Transitions are crucial to success and difference in educational outcomes and the TLRP and other areas of research reveal their complexity and significance in different contexts. Yet we know little about common or distinctive features in points of change and progression, or their effect on peoples’ capacity to act autonomously in different types of transition. Nor do we understand whether structural conditions (such as class, gender, race, employment and education, social and economic factors), people’s capacity for agency and the shaping of their personal and learning identities are more salient in some transitions than others.

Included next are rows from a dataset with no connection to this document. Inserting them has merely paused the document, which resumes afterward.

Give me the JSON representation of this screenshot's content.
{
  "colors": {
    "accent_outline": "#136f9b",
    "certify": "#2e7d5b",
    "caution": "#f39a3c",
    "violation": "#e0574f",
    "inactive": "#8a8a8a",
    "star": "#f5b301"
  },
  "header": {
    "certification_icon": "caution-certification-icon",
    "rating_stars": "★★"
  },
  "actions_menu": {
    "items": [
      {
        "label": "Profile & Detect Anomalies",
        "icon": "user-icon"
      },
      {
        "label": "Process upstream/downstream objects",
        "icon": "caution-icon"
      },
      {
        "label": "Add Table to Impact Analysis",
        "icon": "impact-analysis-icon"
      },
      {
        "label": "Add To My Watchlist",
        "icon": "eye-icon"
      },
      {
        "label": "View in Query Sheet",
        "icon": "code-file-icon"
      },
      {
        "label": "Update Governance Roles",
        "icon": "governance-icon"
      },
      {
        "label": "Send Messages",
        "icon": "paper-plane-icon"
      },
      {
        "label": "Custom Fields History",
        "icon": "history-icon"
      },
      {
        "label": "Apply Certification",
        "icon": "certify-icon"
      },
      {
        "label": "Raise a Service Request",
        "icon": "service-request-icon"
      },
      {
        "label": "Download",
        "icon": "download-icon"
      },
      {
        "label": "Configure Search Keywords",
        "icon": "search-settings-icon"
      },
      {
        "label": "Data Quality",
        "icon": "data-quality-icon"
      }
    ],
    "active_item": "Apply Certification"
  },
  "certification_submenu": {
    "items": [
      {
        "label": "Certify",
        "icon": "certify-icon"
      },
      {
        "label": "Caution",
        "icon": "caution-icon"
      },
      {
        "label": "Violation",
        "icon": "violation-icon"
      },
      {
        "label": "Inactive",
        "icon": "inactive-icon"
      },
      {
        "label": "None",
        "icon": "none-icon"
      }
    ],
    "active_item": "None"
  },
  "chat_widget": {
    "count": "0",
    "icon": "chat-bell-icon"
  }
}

The seminar series aims to:
• conceptualise transitions by identifying common and distinctive features and relating these to people’s ability to exercise agency, the formation of their educational, occupational and personal identities in ‘learning careers’, and to structural conditions
• evaluate critically the ways in which policy initiatives, practitioners and researchers depict transitions for different groups
• evaluate critically conceptual models and methodological approaches used to explore transitions in different areas of research
• evaluate critically how empirical evidence from TLRP projects and other research illuminates the connections between identity, agency, structure in different transitions
• identify practical, political and theoretical implications for different audiences
Work in the series so far shows that many formal transitions have strong normative assumptions and policy makers and professionals and other mediators of learning (such as parents, employers, careers and personal advisers, peers etc) depict transitions in particular ways. Underlying these depictions is a growing assumption that transitions are inherently risky and problematic and that they need better identification and more effective management by individuals and education and welfare agencies.
This paper evaluates these depictions and assumptions in relation to some key transitions in the education and training system. It raises questions about the most useful and important areas for further work in the seminar series.